Tremblay, Williams, and Noon play three boys-Max, Lucas, and Thor-who are best friends known as “The Bean Bag Boys.” Why that name? Because they have bean bags, so it makes sense. At least to them, that is. Anyway, in their own personas, Max has a crush on Brixlee (Millie Davis, another “Wonder” star), Lucas’s parents (Lil Rel Howery and Retta) are divorcing, and Thor is insulted by some jerks for wanting to sing in a “Rock of Ages” school musical and for not trying to sip a beer.

Max decides to lead his friends to a kissing party, but they don’t know how to kiss. So, they steal his strict dad’s (Will Forte) forbidden drone in order to spy on some girls (Molly Gordon and Midori Francis) making out. They retaliate by holding the drone hostage, and when Thor steals one of their purses, containing drugs, they go on a series of crazy adventures in order to get rid of them.

The biggest laughs in “Good Boys,” at least in my perspective, is when Thor tries to steal a beer by hiding in his pants, making it look like he has a big Johnson.
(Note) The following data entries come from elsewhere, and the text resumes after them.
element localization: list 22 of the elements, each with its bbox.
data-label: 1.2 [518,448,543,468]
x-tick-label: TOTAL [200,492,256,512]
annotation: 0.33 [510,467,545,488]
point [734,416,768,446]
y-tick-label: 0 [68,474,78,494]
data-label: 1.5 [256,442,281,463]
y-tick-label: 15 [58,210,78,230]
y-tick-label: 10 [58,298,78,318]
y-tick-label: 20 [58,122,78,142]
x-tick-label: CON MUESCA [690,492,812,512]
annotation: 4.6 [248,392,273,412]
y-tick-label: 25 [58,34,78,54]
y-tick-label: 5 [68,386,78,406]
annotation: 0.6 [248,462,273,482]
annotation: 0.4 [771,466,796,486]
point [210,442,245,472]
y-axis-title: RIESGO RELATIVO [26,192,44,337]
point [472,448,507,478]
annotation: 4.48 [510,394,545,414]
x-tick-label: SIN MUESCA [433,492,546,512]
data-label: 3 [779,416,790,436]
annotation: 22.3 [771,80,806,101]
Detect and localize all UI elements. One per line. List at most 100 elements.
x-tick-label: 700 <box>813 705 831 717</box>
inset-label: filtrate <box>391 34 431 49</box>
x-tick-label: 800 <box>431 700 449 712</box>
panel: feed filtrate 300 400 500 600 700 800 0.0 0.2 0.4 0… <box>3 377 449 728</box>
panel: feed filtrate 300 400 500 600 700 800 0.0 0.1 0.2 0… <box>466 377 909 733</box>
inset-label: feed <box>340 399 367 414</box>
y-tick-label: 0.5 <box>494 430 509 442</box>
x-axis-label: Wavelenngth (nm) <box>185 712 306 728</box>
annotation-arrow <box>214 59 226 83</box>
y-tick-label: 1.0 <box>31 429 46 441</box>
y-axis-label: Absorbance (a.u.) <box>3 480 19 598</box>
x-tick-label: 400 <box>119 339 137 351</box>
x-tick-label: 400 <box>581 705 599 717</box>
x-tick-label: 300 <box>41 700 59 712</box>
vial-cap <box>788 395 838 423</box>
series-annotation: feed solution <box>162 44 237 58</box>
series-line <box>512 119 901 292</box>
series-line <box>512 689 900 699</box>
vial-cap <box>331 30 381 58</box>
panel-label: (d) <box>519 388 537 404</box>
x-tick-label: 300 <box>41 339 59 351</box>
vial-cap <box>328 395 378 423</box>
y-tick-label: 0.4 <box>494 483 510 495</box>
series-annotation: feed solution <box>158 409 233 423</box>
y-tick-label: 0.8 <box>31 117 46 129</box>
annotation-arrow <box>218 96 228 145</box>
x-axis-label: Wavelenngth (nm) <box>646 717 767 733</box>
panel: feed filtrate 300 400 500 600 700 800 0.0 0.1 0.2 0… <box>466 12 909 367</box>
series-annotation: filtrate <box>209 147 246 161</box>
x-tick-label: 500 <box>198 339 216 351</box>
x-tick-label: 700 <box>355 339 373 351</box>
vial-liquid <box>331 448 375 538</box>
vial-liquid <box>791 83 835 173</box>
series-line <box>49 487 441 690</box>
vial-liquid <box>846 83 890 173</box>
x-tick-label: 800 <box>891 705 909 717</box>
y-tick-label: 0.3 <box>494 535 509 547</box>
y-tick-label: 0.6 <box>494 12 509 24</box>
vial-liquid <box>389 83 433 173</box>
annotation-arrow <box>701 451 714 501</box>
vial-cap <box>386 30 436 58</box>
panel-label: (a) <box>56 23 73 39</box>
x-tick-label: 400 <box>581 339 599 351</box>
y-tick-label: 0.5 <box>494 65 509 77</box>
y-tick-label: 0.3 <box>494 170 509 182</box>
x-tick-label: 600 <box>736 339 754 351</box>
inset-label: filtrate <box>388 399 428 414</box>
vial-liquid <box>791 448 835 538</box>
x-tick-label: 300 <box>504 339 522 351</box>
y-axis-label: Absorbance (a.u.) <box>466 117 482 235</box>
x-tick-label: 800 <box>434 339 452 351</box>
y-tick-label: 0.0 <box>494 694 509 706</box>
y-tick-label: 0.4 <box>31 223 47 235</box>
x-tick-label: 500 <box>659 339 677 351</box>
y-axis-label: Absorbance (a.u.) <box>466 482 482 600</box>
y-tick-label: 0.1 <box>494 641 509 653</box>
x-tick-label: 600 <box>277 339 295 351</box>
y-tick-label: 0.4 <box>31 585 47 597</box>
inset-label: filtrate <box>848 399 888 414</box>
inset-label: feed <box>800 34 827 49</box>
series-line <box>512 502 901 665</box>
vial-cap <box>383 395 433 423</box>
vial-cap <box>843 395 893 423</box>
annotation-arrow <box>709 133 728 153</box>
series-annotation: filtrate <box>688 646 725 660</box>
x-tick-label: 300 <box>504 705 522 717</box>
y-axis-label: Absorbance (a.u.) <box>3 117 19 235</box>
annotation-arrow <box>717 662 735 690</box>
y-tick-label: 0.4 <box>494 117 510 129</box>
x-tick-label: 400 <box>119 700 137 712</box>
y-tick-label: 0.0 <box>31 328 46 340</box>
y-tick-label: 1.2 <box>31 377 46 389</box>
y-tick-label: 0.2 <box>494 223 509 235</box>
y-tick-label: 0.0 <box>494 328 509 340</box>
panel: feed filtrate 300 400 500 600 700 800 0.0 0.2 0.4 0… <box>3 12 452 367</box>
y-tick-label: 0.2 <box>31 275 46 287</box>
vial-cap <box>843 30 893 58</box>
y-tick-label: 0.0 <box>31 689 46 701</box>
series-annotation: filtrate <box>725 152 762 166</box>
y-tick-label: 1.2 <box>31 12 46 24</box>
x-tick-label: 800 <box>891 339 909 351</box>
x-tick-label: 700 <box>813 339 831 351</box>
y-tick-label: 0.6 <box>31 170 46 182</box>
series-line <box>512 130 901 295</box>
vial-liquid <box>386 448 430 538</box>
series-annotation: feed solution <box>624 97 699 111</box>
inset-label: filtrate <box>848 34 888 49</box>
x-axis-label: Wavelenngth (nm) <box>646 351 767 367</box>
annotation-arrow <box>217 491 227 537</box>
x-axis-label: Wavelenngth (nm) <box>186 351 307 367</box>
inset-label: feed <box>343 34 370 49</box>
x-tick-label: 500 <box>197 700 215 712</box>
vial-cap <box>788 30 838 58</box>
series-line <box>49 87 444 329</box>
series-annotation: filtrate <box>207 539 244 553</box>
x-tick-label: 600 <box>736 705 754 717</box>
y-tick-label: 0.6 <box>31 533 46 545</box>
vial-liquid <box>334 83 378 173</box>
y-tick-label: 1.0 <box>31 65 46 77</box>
That obviously doesn’t fool the cop (Sam Richardson), who just wants to go home from his long shift. That’s why he lets the boys off the hook. It may look like a trailer, but it’s mostly honest.

The cynicism and predictability both involve the drug pursuit, but the misadventures are consistent and patient. Besides, it’s also sweet and kind to the boys, because of their own dramas. We might be giggling, sure, but we really care for them, and Tremblay, Williams, and Noon are all exceptional in their own unique ways.

You might say this is a spiritual “Superbad” prequel, despite it being on the edge of 2020, and you’d be right. Especially if Seth Rogen and Evan Goldberg are both the producers. But if co-writer and director Gene Stupnitsky and co-writer Lee Eisenberg, both of “The Office” fame, are able to hold a delicate balance in humor and heart, then they might have a future as professional filmmakers.

That’s probably just me talking, but who knows?